Matthew Douglas, 40, a high school teacher at Western Technical-Commercial School in Toronto, has spent the past two summer’s teaching ESL programs with the Toronto District School Board.

Matthew Douglas, 40, a high school teacher at Western Technical-Commercial School in Toronto, has spent the past two summer's teaching ESL programs with the Toronto District School Board. The program is directed at 12- to 17-year-old international students, coming from places ranging from South America to Eastern Europe to Spain and Italy. As part of our "School's not out for Summer" series, we spoke with him about what summer ESL programs are like and why studying abroad is so important.

The goal of the program is to teach global citizenship and environmental awareness to those who aren't from Canada. And we get to showcase Canada, or at least Toronto, for these students.

We spent two days in the classroom … and more or less every two days we went on a field trip somewhere.

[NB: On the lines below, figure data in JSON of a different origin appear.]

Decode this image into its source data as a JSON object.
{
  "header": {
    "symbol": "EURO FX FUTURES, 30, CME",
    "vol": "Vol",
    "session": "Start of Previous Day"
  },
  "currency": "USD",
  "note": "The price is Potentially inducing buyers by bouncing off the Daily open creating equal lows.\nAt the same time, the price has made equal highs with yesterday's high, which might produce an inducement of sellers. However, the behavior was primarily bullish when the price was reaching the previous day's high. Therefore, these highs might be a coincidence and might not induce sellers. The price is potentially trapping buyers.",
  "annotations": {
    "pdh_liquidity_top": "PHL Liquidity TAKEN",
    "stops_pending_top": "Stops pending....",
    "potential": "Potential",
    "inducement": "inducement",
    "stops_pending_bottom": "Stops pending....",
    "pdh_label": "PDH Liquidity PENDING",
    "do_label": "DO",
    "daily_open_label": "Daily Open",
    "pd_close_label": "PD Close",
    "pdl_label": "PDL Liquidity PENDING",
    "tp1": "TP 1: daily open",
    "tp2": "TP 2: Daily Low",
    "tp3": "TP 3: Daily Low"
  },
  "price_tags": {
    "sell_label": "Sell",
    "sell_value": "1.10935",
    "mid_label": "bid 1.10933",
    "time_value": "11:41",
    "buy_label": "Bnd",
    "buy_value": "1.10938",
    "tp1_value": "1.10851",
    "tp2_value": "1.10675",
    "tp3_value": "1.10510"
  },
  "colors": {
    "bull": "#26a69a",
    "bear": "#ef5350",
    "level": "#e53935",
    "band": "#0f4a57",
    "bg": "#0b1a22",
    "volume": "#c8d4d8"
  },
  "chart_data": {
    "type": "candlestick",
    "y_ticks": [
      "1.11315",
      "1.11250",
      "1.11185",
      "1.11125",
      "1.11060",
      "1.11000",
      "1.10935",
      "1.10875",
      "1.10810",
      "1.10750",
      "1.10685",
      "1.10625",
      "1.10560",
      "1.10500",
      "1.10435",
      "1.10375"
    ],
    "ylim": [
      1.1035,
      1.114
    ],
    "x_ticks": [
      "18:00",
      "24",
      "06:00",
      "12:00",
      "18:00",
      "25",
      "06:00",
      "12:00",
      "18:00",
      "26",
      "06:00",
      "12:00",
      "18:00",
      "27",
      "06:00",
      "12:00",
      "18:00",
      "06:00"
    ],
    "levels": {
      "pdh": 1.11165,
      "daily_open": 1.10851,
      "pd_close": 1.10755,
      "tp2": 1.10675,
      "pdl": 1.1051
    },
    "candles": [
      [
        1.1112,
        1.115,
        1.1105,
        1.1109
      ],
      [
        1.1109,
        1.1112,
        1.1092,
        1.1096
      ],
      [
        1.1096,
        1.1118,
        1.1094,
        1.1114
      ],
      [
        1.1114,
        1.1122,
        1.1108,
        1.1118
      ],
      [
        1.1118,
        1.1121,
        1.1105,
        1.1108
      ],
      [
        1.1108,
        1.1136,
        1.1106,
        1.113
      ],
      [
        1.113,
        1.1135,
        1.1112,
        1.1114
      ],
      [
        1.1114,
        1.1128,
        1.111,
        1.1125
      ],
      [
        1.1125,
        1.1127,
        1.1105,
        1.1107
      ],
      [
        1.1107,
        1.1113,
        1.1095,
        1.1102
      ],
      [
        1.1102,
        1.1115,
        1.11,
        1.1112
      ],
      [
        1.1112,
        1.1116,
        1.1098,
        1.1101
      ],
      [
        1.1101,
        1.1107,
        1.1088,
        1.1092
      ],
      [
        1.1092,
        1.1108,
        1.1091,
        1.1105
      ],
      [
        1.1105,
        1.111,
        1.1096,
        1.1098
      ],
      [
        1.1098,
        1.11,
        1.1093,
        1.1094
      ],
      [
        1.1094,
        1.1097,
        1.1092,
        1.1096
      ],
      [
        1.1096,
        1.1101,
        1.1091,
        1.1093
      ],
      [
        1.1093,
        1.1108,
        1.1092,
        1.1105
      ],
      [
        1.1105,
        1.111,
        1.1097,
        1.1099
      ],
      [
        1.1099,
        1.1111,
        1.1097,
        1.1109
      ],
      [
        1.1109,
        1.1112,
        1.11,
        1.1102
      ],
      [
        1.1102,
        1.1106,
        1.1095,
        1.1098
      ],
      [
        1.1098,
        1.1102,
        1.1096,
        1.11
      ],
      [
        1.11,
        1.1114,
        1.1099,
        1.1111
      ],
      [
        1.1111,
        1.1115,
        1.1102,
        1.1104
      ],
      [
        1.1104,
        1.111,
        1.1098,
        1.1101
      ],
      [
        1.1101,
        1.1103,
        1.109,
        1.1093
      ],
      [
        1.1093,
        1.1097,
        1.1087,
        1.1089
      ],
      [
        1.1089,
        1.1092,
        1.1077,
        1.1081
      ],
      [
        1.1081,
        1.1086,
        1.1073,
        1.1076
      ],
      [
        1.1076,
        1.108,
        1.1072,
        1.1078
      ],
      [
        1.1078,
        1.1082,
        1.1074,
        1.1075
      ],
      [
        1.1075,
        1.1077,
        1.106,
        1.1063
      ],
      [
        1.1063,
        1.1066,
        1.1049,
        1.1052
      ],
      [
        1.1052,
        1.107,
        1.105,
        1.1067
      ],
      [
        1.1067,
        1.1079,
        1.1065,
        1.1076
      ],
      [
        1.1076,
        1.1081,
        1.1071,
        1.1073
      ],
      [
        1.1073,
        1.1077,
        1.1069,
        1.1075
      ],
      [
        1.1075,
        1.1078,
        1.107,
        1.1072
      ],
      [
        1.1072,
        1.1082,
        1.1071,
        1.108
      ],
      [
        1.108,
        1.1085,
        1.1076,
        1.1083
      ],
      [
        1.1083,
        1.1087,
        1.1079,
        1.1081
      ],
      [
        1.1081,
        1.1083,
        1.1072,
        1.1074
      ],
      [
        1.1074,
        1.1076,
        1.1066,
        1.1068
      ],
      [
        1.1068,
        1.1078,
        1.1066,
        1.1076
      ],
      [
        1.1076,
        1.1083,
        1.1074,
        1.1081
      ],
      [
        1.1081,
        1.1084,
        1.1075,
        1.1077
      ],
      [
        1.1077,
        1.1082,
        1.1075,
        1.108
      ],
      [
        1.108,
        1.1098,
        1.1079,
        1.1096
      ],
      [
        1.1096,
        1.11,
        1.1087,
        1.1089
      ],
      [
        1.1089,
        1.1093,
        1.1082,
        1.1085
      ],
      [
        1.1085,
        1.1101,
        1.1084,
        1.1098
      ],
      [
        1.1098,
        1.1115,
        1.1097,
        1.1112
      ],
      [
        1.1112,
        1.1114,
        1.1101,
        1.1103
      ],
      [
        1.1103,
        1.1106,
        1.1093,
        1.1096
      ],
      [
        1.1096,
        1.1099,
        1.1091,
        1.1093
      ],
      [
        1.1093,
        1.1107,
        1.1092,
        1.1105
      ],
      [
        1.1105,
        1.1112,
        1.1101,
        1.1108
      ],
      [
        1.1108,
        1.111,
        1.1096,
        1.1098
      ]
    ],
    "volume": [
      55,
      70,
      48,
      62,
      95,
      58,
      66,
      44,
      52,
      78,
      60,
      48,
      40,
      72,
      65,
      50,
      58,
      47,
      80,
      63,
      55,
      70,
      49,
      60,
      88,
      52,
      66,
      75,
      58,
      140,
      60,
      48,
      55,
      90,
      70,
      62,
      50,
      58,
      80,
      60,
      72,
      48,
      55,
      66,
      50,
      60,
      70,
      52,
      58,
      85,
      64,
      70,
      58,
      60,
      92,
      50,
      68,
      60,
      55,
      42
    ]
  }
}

We went to the aquarium, the CN Tower, Niagara Falls and Canada's Wonderland.

We spent three days at an outdoor education centre in Orangeville, Ont., and what was so wonderful is that we could tie what we were doing in the classroom with what they were seeing out in the field during these outings.

I'm a practitioner of what's seen, what's called content and language-integrated learning. We had a lot of English-based conversations on topics – in our case environmental awareness or global citizenship.

And as an English instructor you hit them with vocabulary, so I had various games where they'd learn words and maybe read a text and then talk about the text. And then we'd actually go to the place. For marine animals, we learned before we went to the aquarium. We learned words about marine biology and read a text about different ecosystems in and around Toronto and Ontario, and then went to the aquarium and saw some of the species there that are indigenous. We did the same thing at the Royal Ontario Museum or even the University of Toronto.

The buy-in is larger when you're abroad somewhere. I just found that the students were more ready to learn and ambitious, so that's always a nice difference. It's learning for the sake of the joy of learning instead of learning for the students to get marks because we didn't award marks. They got feedback on how well they're doing and how they're speaking English or how they're writing in English and so on. They got quite a lot of this so-called formative feedback, but besides the assessment test at the very beginning of the program, it's learning just for the joy of learning and that's the key difference.

I think it's important to get an international perspective in one's studies. At university, I studied abroad and it really widened my horizons. In fact, I lived in Germany for 10 years. I'm back in Toronto now but it really enriched my life just travelling abroad and learning a second language. So I like that other students are able to do that as well. It gives people an international perspective or just a different perspective and I think that's important, not just to have the one narrative, but to look around and see what's happening in other places in the world and how different cultures are approaching certain challenges and so on.

That's why I think it's so important for students to study abroad.

As told to Ellen Brait.

This interview has been condensed and edited.